Der Seniorenbeirat bei uns hat kl.Heftchen rausgegeben wo alles eingetragen ist.
Habe mehrere davon und sind im Auto,Handtaschen,Geldbörse etc.deponiert.
Ausserdem habe ich eine Karte von der Bundesnotarkammer dabei,
das meine Vorsorgeurkunde im Zentralen Vorsorgeregister eingetragen wurde.
Hawaii.75 hat geschrieben: Die Angehörigen sollten wissen, wo sie die Dokumente sofort finden.
Die Patienten-Anwaltschaft riet mir, die umliegenden Krankenhäuser von meiner Patientenverfügung zu unterrichten und demnächst kann man das auch auf der e-card speichern lassen, dass diese berücksichtigt werden kann (sollte?)


Schon vor jahren schrieb ich hier im Forum (wo, weiß ich jetzt nicht!) dass es am optimalsten wäre, all diese Fakten auf der Gesundheitskarte speichern zu können. Ich schrieb sogar an Herrn Spahn eine E-mail, die Antwort war entsprechend nichtssagend bis "gar nix"... politikertypisch eben!

Die KKV erklärte mir, dass das wegen Datenschutzproblemen nicht so einfach gehe... genaue Argumentation habe ich vergessen.
Kann sein, dass das auch wegen dem entstehenden Arbeitsaufwand abgewiegelt wird.

Die Gesundheitskarte wär m.E. nach wie vor das perfekt Überschaubare, weil es sofort abgefragt werden kann.

Gibt es hierzu neue Regelungen, Planungen ect. ?

Werde meine KKV die nächsten Tage nochmals interviewen...
»Für mich bleibt es wichtig, dass mein mittlerweile gültiger Denkansatz respektiert wird: "Ich bin alt genug, um notfalls auch sterben zu dürfen!"«
Solange das »nur« Gedanken sind, kann das keine Wirkung haben. ;-)

»Der von mir verlinkte Artikel ist hierzu interessant, weil sich das gesetzlich verankerte Recht auf "Patientenverfügung" und andererseits "unterlassene Hilfeleistung" für Dritte oftmals ziemlich beissen.«
Deshalb gibt es die Möglichkeit die Modifikation der Garantenpflicht entsprechend zu dokumentieren, die natürlich erst wirken kann (wie die Patientenverfügung auch), wenn sie von einem gesetzlichen Vertreter vorgelegt und auf deren Beachtung bestanden wird (nicht immer einfach).

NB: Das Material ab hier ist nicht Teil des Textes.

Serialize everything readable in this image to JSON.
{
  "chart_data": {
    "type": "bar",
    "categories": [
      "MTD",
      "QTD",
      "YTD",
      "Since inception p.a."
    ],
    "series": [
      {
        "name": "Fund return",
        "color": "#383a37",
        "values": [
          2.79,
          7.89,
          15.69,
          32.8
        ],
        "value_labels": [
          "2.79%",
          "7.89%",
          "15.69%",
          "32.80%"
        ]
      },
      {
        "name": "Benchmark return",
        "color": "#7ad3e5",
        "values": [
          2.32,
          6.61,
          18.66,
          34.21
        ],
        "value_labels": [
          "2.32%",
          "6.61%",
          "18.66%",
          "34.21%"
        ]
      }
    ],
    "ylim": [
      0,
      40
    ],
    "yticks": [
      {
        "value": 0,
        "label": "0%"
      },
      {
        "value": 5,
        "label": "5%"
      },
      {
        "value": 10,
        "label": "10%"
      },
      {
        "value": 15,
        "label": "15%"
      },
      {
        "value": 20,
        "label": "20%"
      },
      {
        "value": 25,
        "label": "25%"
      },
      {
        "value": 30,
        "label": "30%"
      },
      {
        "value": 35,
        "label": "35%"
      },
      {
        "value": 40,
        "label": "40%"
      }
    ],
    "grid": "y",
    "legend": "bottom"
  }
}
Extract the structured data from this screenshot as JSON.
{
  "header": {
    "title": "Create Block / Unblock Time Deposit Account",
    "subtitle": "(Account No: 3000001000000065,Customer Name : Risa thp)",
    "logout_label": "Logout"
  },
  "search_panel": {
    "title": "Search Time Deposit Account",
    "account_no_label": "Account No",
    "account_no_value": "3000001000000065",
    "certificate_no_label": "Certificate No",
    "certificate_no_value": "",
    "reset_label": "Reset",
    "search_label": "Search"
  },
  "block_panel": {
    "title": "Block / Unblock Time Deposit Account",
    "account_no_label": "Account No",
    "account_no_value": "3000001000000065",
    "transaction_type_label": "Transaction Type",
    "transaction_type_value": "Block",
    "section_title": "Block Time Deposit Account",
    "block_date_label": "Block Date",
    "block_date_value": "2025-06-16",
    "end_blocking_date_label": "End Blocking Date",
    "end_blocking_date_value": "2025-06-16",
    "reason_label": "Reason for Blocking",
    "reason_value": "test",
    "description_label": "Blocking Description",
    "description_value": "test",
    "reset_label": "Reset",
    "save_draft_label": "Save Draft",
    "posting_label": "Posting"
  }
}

»Somit bleibt sehr oft die sog. Patientenverfügung, bzw. das dokumentierte gewünschte "Sterben dürfen" leider einfach wirkungslos.«
Es gibt i. d. R. zwei Gründe dafür:
1. untaugliche/unkonkrete Patientenverfügungen,
2. ungeeignete oder fehlende rechtliche Vertreter.

»Jeder verantwortungsvoll agierende Arzt wird sich nach seinen erlernten Grundsätzen orientieren und notfalls gegen den bekundeten Patientenwillen entscheiden. Er steht/sitzt ja auch zwischen allen Stühlen...«
Jeder verantwortungsvolle Arzt hat sich an Recht und Gesetz zu halten. Demnach haben der Wille des Patienten, seine Würde und Humanität höchste Priorität.

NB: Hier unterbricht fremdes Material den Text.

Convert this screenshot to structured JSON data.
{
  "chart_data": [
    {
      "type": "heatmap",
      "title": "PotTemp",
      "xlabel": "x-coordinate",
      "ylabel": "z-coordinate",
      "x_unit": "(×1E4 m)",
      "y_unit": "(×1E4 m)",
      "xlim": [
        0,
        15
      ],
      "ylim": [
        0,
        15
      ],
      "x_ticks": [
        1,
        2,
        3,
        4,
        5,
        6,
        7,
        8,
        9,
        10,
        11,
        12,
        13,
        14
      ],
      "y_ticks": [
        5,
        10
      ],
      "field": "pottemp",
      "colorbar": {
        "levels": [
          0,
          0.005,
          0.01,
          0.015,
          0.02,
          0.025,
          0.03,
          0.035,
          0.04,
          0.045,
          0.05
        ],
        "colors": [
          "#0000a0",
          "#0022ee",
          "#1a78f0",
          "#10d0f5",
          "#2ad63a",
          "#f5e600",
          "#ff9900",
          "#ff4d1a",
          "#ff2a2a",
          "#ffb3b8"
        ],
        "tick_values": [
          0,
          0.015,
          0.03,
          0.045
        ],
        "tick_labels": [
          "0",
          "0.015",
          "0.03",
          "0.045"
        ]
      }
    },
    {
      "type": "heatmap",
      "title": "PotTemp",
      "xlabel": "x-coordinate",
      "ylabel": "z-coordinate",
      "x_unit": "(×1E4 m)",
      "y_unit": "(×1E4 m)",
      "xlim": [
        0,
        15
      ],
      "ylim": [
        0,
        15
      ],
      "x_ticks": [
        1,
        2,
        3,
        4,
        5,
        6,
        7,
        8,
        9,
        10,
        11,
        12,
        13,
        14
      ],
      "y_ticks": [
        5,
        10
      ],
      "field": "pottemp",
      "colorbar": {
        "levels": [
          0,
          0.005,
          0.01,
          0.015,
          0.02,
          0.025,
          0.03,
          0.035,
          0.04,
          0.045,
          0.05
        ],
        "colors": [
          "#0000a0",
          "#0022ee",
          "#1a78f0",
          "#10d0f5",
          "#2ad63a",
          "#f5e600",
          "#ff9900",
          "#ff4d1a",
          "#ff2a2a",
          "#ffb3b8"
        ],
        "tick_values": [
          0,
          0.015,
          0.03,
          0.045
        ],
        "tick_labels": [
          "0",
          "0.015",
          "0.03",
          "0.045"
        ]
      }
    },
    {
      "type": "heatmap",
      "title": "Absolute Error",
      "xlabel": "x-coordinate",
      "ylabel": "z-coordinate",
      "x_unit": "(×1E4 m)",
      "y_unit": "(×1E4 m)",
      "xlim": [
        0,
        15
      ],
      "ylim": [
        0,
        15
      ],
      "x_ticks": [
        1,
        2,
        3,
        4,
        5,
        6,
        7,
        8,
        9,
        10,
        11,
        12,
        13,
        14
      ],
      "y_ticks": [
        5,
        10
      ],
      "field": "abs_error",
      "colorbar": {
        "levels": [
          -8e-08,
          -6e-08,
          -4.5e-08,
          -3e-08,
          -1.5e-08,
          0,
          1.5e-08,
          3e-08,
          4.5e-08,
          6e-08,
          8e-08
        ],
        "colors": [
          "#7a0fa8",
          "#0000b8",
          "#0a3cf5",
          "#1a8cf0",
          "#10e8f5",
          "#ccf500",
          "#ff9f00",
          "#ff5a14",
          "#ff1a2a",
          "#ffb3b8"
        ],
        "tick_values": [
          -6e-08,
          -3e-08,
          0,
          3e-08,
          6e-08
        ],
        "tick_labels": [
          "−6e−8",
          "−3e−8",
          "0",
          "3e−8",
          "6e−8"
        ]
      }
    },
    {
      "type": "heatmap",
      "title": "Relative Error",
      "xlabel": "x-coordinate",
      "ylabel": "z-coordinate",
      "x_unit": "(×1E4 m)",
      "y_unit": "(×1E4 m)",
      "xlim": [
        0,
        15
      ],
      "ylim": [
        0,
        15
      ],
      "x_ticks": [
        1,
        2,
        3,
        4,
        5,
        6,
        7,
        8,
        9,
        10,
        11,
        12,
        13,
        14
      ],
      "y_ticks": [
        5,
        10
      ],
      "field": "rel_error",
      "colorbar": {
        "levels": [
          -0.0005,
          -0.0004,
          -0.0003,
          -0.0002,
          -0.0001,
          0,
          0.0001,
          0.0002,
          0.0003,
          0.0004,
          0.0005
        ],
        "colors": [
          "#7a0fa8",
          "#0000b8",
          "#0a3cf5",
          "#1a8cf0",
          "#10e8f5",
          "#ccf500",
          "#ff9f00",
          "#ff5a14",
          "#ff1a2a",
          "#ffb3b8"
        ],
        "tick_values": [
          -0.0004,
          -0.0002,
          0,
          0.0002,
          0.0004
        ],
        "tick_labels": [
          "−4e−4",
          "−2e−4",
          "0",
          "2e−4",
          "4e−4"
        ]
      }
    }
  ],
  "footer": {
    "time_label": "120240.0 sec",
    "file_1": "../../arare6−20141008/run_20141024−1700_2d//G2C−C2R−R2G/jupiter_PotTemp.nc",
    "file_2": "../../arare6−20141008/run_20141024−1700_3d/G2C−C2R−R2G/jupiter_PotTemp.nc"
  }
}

»...und womöglich riskiert er sogar, vor dem Kadi zu landen!«
Wenn der nachweisbare Wille des Patienten missachtet wird, leider zu oft nicht.
»Wenn alle Patientenwünsche eindeutig ankreuzbar, bzw. formuliert wären, würde ihm noch dazu die Zeit fehlen, diese dann sehr umfangreiche Niederschrift zu studieren.«
Patientenverfügungen sind i. d. R. nicht im Notfall anwendbar, es sei denn die Person ist in einer Obhut, wo die Patientenverfügung bereits inhaltlich bekannt ist. Wenn die Rettung erfolgreich war, kann der Patient selber entscheiden, wie es weitergehen soll; wenn nicht, muss geprüft werden, ob die Patientenverfügung bereits beachtet werden muss; wenn ja, muss unter palliativmedizinischer Betreuung die weitere Behandlung eingestellt werden.